College plan adds a fourth county


By Harold Gwin

Jefferson County is now included in the Mahoning Valley’s community college proposal.

WARREN — A proposed local community college has grown from the original concept of creating a college for the Mahoning Valley that would serve Mahoning, Trumbull and Columbiana counties.

An implementation committee appointed to map out the plan is now proposing that the scope of the college be expanded to the south to include Jefferson County, which already has a community college.

Jefferson Community College, with an enrollment of 1,800, is willing to become part of a new, larger community college system serving the four counties, said Dr. Laura Meeks, its president.

The four-county concept was presented to the Governance Working Group of the implementation committee during a meeting Thursday at the YWCA here.

Meeks said her board of trustees has already passed a resolution of support for the new system. There is uncertainty about what will happen, but the board believes it is in the best interest of Jefferson County residents to link with a larger area and become part of a new community college rather than have to compete with it.

Jefferson Community College would become one campus for the new school under that scenario.

No formal name has been selected for that new school, but members of the Governance Working Group seemed to agree that it shouldn’t be limited to the names of just one or two counties or the Mahoning Valley.

A broader name, such as Eastern Gateway, or a name that would give some indication that the community college will be a school for the 21st century, had more acceptance.

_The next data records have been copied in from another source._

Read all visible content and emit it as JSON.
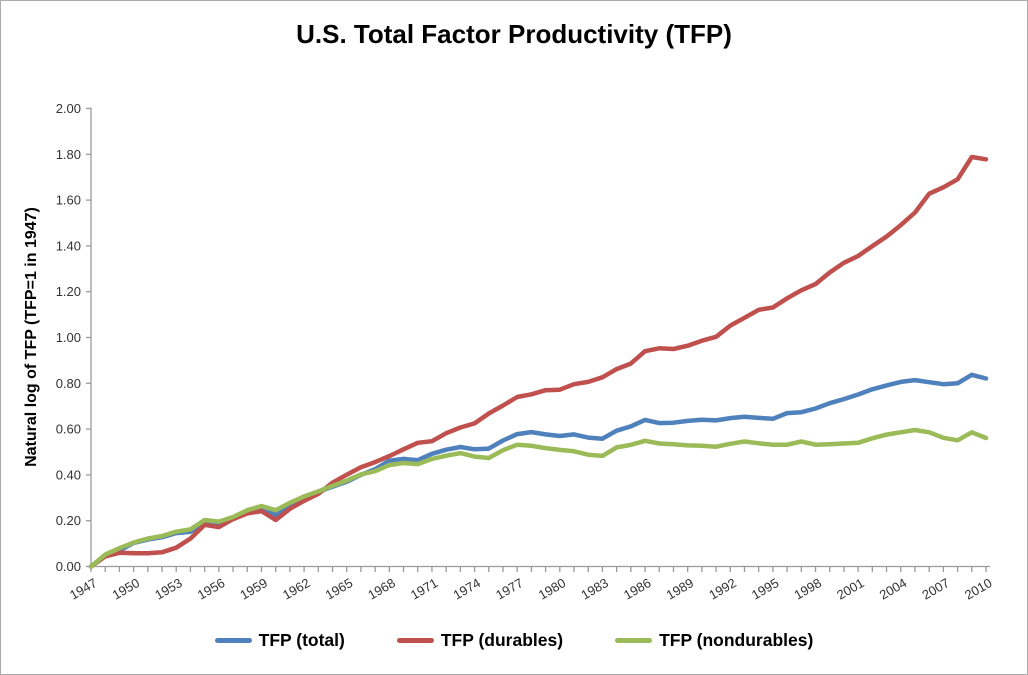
{
  "title": "U.S. Total Factor Productivity (TFP)",
  "y_axis_title": "Natural log of TFP (TFP=1 in 1947)",
  "legend": [
    {
      "label": "TFP (total)",
      "color": "#4F81BD"
    },
    {
      "label": "TFP (durables)",
      "color": "#C0504D"
    },
    {
      "label": "TFP (nondurables)",
      "color": "#9BBB59"
    }
  ],
  "chart_data": {
    "type": "line",
    "title": "U.S. Total Factor Productivity (TFP)",
    "xlabel": "",
    "ylabel": "Natural log of TFP (TFP=1 in 1947)",
    "ylim": [
      0.0,
      2.0
    ],
    "y_tick_step": 0.2,
    "y_tick_labels": [
      "0.00",
      "0.20",
      "0.40",
      "0.60",
      "0.80",
      "1.00",
      "1.20",
      "1.40",
      "1.60",
      "1.80",
      "2.00"
    ],
    "x_tick_labels": [
      1947,
      1950,
      1953,
      1956,
      1959,
      1962,
      1965,
      1968,
      1971,
      1974,
      1977,
      1980,
      1983,
      1986,
      1989,
      1992,
      1995,
      1998,
      2001,
      2004,
      2007,
      2010
    ],
    "grid": false,
    "legend_position": "bottom",
    "x": [
      1947,
      1948,
      1949,
      1950,
      1951,
      1952,
      1953,
      1954,
      1955,
      1956,
      1957,
      1958,
      1959,
      1960,
      1961,
      1962,
      1963,
      1964,
      1965,
      1966,
      1967,
      1968,
      1969,
      1970,
      1971,
      1972,
      1973,
      1974,
      1975,
      1976,
      1977,
      1978,
      1979,
      1980,
      1981,
      1982,
      1983,
      1984,
      1985,
      1986,
      1987,
      1988,
      1989,
      1990,
      1991,
      1992,
      1993,
      1994,
      1995,
      1996,
      1997,
      1998,
      1999,
      2000,
      2001,
      2002,
      2003,
      2004,
      2005,
      2006,
      2007,
      2008,
      2009,
      2010
    ],
    "series": [
      {
        "name": "TFP (total)",
        "color": "#4F81BD",
        "values": [
          0.0,
          0.048,
          0.07,
          0.103,
          0.118,
          0.128,
          0.146,
          0.152,
          0.192,
          0.185,
          0.207,
          0.237,
          0.258,
          0.225,
          0.272,
          0.302,
          0.326,
          0.348,
          0.37,
          0.4,
          0.425,
          0.462,
          0.47,
          0.464,
          0.492,
          0.51,
          0.522,
          0.512,
          0.515,
          0.55,
          0.578,
          0.587,
          0.577,
          0.57,
          0.577,
          0.563,
          0.558,
          0.593,
          0.612,
          0.64,
          0.626,
          0.628,
          0.636,
          0.641,
          0.638,
          0.648,
          0.654,
          0.649,
          0.645,
          0.67,
          0.674,
          0.69,
          0.713,
          0.731,
          0.751,
          0.774,
          0.791,
          0.806,
          0.814,
          0.805,
          0.796,
          0.8,
          0.837,
          0.821
        ]
      },
      {
        "name": "TFP (durables)",
        "color": "#C0504D",
        "values": [
          0.0,
          0.044,
          0.06,
          0.058,
          0.058,
          0.062,
          0.082,
          0.122,
          0.182,
          0.172,
          0.207,
          0.232,
          0.242,
          0.203,
          0.252,
          0.287,
          0.317,
          0.366,
          0.401,
          0.433,
          0.456,
          0.482,
          0.512,
          0.54,
          0.547,
          0.582,
          0.607,
          0.625,
          0.668,
          0.703,
          0.74,
          0.752,
          0.77,
          0.772,
          0.796,
          0.806,
          0.826,
          0.862,
          0.886,
          0.94,
          0.953,
          0.95,
          0.964,
          0.986,
          1.003,
          1.052,
          1.086,
          1.121,
          1.131,
          1.171,
          1.206,
          1.233,
          1.284,
          1.326,
          1.356,
          1.399,
          1.441,
          1.491,
          1.546,
          1.628,
          1.656,
          1.691,
          1.788,
          1.778
        ]
      },
      {
        "name": "TFP (nondurables)",
        "color": "#9BBB59",
        "values": [
          0.0,
          0.052,
          0.08,
          0.105,
          0.122,
          0.133,
          0.152,
          0.162,
          0.203,
          0.196,
          0.216,
          0.246,
          0.264,
          0.246,
          0.278,
          0.306,
          0.328,
          0.352,
          0.375,
          0.402,
          0.416,
          0.443,
          0.452,
          0.447,
          0.47,
          0.484,
          0.495,
          0.48,
          0.474,
          0.508,
          0.532,
          0.527,
          0.517,
          0.509,
          0.503,
          0.488,
          0.483,
          0.52,
          0.531,
          0.549,
          0.537,
          0.534,
          0.529,
          0.527,
          0.523,
          0.536,
          0.546,
          0.538,
          0.532,
          0.532,
          0.546,
          0.532,
          0.534,
          0.537,
          0.54,
          0.56,
          0.576,
          0.586,
          0.596,
          0.586,
          0.562,
          0.551,
          0.586,
          0.561
        ]
      }
    ]
  }
}
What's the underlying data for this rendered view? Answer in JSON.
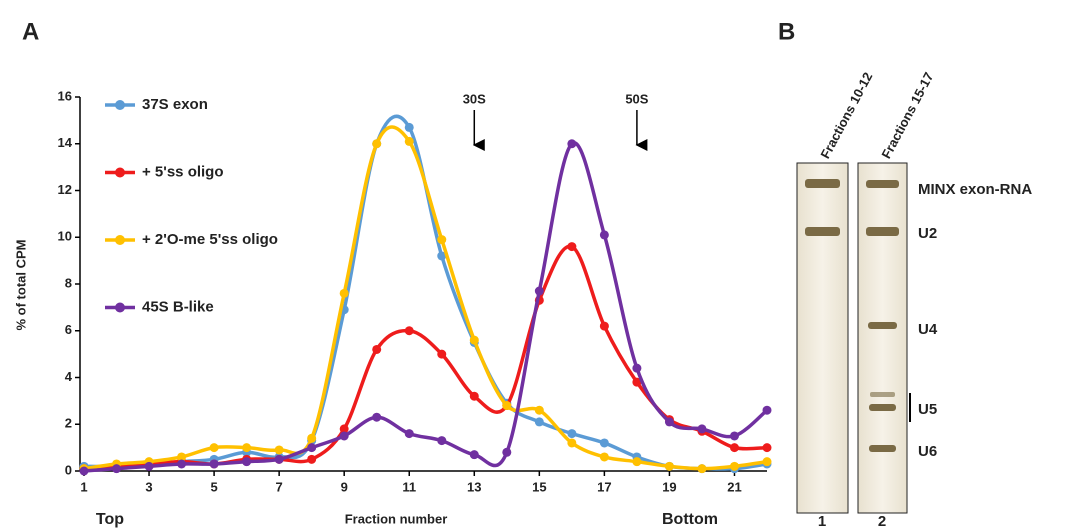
{
  "chart_data": {
    "type": "line",
    "panel": "A",
    "x_label": "Fraction number",
    "y_label": "% of total CPM",
    "x_left_label": "Top",
    "x_right_label": "Bottom",
    "x": [
      1,
      2,
      3,
      4,
      5,
      6,
      7,
      8,
      9,
      10,
      11,
      12,
      13,
      14,
      15,
      16,
      17,
      18,
      19,
      20,
      21,
      22
    ],
    "xlim": [
      1,
      22
    ],
    "xticks": [
      1,
      3,
      5,
      7,
      9,
      11,
      13,
      15,
      17,
      19,
      21
    ],
    "ylim": [
      0,
      16
    ],
    "yticks": [
      0,
      2,
      4,
      6,
      8,
      10,
      12,
      14,
      16
    ],
    "series": [
      {
        "name": "37S exon",
        "color": "#5b9bd5",
        "values": [
          0.2,
          0.2,
          0.3,
          0.4,
          0.5,
          0.8,
          0.6,
          1.3,
          6.9,
          14.0,
          14.7,
          9.2,
          5.5,
          2.9,
          2.1,
          1.6,
          1.2,
          0.6,
          0.2,
          0.1,
          0.1,
          0.3
        ]
      },
      {
        "name": "+ 5'ss oligo",
        "color": "#ee1c1c",
        "values": [
          0.1,
          0.2,
          0.3,
          0.4,
          0.3,
          0.5,
          0.5,
          0.5,
          1.8,
          5.2,
          6.0,
          5.0,
          3.2,
          2.8,
          7.3,
          9.6,
          6.2,
          3.8,
          2.2,
          1.7,
          1.0,
          1.0
        ]
      },
      {
        "name": "+ 2'O-me 5'ss oligo",
        "color": "#ffc000",
        "values": [
          0.1,
          0.3,
          0.4,
          0.6,
          1.0,
          1.0,
          0.9,
          1.4,
          7.6,
          14.0,
          14.1,
          9.9,
          5.6,
          2.8,
          2.6,
          1.2,
          0.6,
          0.4,
          0.2,
          0.1,
          0.2,
          0.4
        ]
      },
      {
        "name": "45S B-like",
        "color": "#7030a0",
        "values": [
          0.0,
          0.1,
          0.2,
          0.3,
          0.3,
          0.4,
          0.5,
          1.0,
          1.5,
          2.3,
          1.6,
          1.3,
          0.7,
          0.8,
          7.7,
          14.0,
          10.1,
          4.4,
          2.1,
          1.8,
          1.5,
          2.6
        ]
      }
    ],
    "annotations": [
      {
        "text": "30S",
        "x": 13
      },
      {
        "text": "50S",
        "x": 18
      }
    ]
  },
  "gel": {
    "panel": "B",
    "lanes": [
      {
        "title": "Fractions 10-12",
        "number": "1"
      },
      {
        "title": "Fractions 15-17",
        "number": "2"
      }
    ],
    "bands": [
      "MINX exon-RNA",
      "U2",
      "U4",
      "U5",
      "U6"
    ]
  }
}
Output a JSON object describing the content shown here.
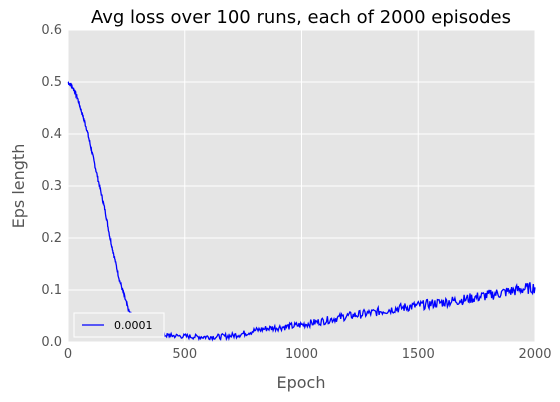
{
  "chart_data": {
    "type": "line",
    "title": "Avg loss over 100 runs, each of 2000 episodes",
    "xlabel": "Epoch",
    "ylabel": "Eps length",
    "xlim": [
      0,
      2000
    ],
    "ylim": [
      0.0,
      0.6
    ],
    "x_ticks": [
      0,
      500,
      1000,
      1500,
      2000
    ],
    "y_ticks": [
      0.0,
      0.1,
      0.2,
      0.3,
      0.4,
      0.5,
      0.6
    ],
    "x_tick_labels": [
      "0",
      "500",
      "1000",
      "1500",
      "2000"
    ],
    "y_tick_labels": [
      "0.0",
      "0.1",
      "0.2",
      "0.3",
      "0.4",
      "0.5",
      "0.6"
    ],
    "grid": true,
    "legend_position": "lower-left",
    "background_color": "#e5e5e5",
    "grid_color": "#ffffff",
    "series": [
      {
        "name": "0.0001",
        "color": "#0000ff",
        "x": [
          0,
          20,
          40,
          60,
          80,
          100,
          120,
          140,
          160,
          180,
          200,
          220,
          240,
          260,
          280,
          300,
          320,
          350,
          380,
          420,
          450,
          500,
          550,
          600,
          650,
          700,
          750,
          800,
          850,
          900,
          950,
          1000,
          1050,
          1100,
          1150,
          1200,
          1250,
          1300,
          1350,
          1400,
          1450,
          1500,
          1550,
          1600,
          1650,
          1700,
          1750,
          1800,
          1850,
          1900,
          1950,
          2000
        ],
        "y": [
          0.5,
          0.49,
          0.47,
          0.44,
          0.41,
          0.37,
          0.33,
          0.29,
          0.25,
          0.2,
          0.16,
          0.12,
          0.09,
          0.06,
          0.045,
          0.035,
          0.028,
          0.02,
          0.015,
          0.013,
          0.012,
          0.011,
          0.01,
          0.01,
          0.01,
          0.012,
          0.016,
          0.022,
          0.026,
          0.028,
          0.03,
          0.033,
          0.037,
          0.041,
          0.046,
          0.05,
          0.053,
          0.056,
          0.06,
          0.064,
          0.067,
          0.07,
          0.073,
          0.076,
          0.079,
          0.082,
          0.086,
          0.09,
          0.094,
          0.098,
          0.102,
          0.105
        ]
      }
    ]
  }
}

Eric Fingerhut, Ohio’s chancellor of higher education, told the group that it has great leeway in crafting the new school, which the governor will ask the state Legislature to approve and fund in the next biennial budget that takes effect July 1, 2009.

The plan is to begin offering classes in the fall of 2009.

In terms of a board of trustees to run the new school, there are a number of possible options, but Fingerhut said the plan is to have the board appointed by the governor, with some form of special consideration for Jefferson County because that county has a tax levy enacted to support Jefferson Community College.

There are no plans to seek similar levies in the other three counties, Fingerhut said, and Jefferson will be allowed to determine where and how its tax money will be used.

Roy Church, president of Lorain County Community College and head of the implementation committee, said the trustee appointments would likely be made geographically so every county has some representation.

The new school will offer classes at a wide variety of locations and won’t have a central campus, with programming provided by Jefferson and Lorain community colleges, Youngstown State University, Kent State University and perhaps others.

Church did propose that it have a central headquarters, most likely in leased space.

Mahoning County would be the most central location and has the largest population, he said.

David C. Sweet, YSU president, said he hopes the new school would appeal to students in western Pennsylvania as well as Ohio.

“I’m taking a positive approach,” he said, explaining that it is in YSU’s best interest to be collaborative in development of the new educational system.

Church said every effort is being made not to pull students from YSU or Kent, which has three branch campuses in the community college service area. The goal is to increase the overall number of people attending college and feed into programs at YSU and Kent, he said.